As stated from above rationing healthcare is the allocation of limited healthcare resources, which limits an individual from a medical interventions. To understand healthcare rationing it must be understood broadly as it implies the limited resources in healthcare. It involves physical resources such organs, blood products, medical interventions, cost and professional time. It involves the cost and the ability of patients to pay for hospital treatment. It is rationed whether hospital treatment should be considered such an MRI for every patient complaining of a headache. Bedside rationing occurs when nurses engage in decision making for patients with consideration of limited resources and helping them benefit financially with the length of stay in the hospital. Clinicians sometimes ration the cost of drug such as antibiotics to a less expensive one. Another method of rationing is quality-adjusted life years. This method is used by placing a numerical description on the value that a medical procedure or service can be expected to provide. Thus meaning a measurable life expectancy and quality of the remaining life is assess before variety of intervention is performed. The debate is that how much of rationing is ethical. Sometimes rationed healthcare becomes dangerous when limited resource is accountable for someone's life. Another type of rationing is in regards to organs transplantation. When there is a scarcity of limited organs available medical professionals are force to make decisions on who better to benefit from the procedure. These are some of the ethical implications medical professional struggle to pronounce.
The United States attempted to organize different methods in providing health services and interventions in the state of Oregon's Medicaid program. This program intended to serve the poor citizens of the state of Oregon. Oregon developed treatment and conditions pairs for the different services provided, meaning treatments are given to patients with a particular conditions. This program has helped the state to be most cost-effective and have helped maximize the health benefits for poorer population of Oregon.
Although I believe that allocation of healthcare resources is inevitable. Nurses who advocates for patients worry about the care provided for patient. The completeness of healthcare should be thorough for every patient. A part of rationed healthcare is amongst the elderly. Some debate about elderly not getting the proper care is ration because of their age. The Alliance for Aging Research provided some of these dimensions. They say that older patients are less likely to be tested or screened for diseases and other health problems. Proven Medical interventions for older patients are often ignored, leading to inappropriate or incomplete treatment. Older people are consistently excluded from clinical trials, even though they are the largest users of approved drugs. As nurses it is our responsibility to be involved with our patients at every level. We must be aware of every need for our patients including the financial ramifications patient's have to go through and actively meet their needs. Even though there are limited resources, nurses can be proactive in the allocation of this limited resources. We can be financially aware and be able to educate our patients with uses of these resources. Nancy Falk and Elizabeth Chong asserted that "nurses must be prepared to serve on task forces and committee, as practitioners and leaders, with confidence that their input will help facilitate quality oriented, equitable, decision making." They said that by being involved in government policy at executive, legislative, and judicial levels nurses can impact tremendously with providing quality care for patients. Falk and Chong also mentioned that nurses must be taught in schools and on the job to be cost effective and make decisions for the allocation of resources. I believe that since we are the forefront of healthcare. Nurses should be provided with basic education to be fully aware of allocating scarce resources. Falk and Chong asserted that "Nurses with a voice in macroallocation, and microallocation of scarce resources will help organizations balance the benefits and drawbacks of various decisions and provide quality care to a greater number of patients in a way the is ethically justifiable.".

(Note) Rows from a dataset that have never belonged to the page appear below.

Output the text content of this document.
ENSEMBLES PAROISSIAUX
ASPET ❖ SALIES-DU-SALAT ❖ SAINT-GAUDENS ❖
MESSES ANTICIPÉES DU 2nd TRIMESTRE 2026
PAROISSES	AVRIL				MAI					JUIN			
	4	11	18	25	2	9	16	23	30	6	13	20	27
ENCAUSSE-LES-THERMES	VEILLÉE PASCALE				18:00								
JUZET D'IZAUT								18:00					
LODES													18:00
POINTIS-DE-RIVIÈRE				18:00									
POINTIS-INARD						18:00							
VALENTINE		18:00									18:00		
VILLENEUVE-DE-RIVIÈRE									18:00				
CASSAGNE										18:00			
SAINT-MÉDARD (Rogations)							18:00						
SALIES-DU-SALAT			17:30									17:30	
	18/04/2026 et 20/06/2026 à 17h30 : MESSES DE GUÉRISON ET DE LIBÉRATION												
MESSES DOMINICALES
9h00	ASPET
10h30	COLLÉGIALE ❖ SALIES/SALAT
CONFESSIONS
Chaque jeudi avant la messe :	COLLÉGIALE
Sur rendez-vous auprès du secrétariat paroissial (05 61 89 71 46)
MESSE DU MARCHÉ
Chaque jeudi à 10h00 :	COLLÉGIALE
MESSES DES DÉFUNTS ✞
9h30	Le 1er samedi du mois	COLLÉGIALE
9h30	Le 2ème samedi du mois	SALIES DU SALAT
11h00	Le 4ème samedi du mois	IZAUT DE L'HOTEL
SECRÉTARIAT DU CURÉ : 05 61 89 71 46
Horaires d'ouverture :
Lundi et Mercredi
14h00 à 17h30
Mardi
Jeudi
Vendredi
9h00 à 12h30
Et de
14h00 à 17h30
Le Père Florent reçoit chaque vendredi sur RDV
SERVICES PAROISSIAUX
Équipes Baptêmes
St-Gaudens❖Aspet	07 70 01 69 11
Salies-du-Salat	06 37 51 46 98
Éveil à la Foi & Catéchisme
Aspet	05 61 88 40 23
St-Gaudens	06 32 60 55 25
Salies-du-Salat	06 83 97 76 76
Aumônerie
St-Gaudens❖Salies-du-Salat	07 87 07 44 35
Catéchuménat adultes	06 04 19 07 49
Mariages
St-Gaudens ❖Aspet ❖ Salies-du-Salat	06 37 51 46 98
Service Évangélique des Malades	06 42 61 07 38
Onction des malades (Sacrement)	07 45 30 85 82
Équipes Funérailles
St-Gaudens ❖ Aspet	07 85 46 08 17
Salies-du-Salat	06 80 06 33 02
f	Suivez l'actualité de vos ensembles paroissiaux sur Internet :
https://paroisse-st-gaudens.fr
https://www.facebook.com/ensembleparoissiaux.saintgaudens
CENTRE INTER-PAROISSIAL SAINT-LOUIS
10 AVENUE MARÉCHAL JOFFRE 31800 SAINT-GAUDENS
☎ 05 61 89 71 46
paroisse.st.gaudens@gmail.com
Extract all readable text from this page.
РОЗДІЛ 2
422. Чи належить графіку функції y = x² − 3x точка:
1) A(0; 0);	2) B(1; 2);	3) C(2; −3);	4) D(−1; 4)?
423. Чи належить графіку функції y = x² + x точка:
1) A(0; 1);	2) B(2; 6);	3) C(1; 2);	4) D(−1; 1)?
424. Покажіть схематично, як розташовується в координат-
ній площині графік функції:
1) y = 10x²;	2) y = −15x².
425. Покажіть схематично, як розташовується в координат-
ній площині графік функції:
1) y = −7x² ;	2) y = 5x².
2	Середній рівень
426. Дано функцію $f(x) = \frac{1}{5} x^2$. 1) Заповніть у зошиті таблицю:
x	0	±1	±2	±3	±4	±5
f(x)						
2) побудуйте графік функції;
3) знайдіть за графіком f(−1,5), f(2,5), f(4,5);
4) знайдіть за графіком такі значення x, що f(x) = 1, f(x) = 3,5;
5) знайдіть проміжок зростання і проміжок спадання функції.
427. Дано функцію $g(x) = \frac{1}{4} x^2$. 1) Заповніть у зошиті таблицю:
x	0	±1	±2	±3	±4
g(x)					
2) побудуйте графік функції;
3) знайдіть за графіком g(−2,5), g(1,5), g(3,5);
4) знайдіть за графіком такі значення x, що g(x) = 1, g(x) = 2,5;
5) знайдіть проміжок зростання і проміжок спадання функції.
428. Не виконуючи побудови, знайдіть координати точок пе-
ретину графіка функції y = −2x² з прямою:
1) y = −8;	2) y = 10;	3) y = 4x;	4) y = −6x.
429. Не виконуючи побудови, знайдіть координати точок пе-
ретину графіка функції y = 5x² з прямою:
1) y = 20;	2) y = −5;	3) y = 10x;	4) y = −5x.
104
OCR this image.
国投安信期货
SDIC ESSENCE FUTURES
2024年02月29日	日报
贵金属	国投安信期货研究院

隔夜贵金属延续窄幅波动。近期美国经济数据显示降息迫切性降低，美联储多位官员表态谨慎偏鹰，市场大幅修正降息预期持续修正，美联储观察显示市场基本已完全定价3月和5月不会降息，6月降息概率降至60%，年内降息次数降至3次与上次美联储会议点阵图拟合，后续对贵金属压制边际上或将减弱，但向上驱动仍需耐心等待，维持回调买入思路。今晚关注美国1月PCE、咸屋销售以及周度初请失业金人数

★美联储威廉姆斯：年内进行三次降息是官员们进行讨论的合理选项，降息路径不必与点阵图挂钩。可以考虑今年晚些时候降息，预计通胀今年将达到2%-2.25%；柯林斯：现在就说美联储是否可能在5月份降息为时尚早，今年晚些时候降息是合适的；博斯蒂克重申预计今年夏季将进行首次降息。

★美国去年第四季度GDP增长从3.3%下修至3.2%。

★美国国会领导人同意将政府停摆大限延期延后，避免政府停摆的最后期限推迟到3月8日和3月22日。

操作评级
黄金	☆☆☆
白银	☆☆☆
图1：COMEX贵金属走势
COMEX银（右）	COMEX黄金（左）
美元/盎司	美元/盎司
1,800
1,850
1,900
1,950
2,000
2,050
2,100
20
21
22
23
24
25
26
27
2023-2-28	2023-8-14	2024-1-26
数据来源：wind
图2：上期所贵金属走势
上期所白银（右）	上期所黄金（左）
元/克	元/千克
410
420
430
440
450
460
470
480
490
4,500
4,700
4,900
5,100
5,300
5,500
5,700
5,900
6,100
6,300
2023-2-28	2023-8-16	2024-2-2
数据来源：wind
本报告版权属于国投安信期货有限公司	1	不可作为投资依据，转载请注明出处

Patient to nurse relationship is not just a clinical practice. We act compassionately and build a strong relationship with our patient because we do care. We aim to meet their needs at every level because we value their needs. In Leviticus is says "but the stranger that dwelleth with you shall be unto you as one born among you, and thou shalt love him as thyself." Do unto others as what you have others done unto you" is the Golden rule that captivates most Christians nurses to do what they do. As the limited resources and cost of healthcare continue to rise, I believe that nurses should be integrated and value this concern of limited resources. We can educate ourselves in being cost-effective and prioritize needs for our patients. Allocation of healthcare resources is a problem. Nurses can address this problem.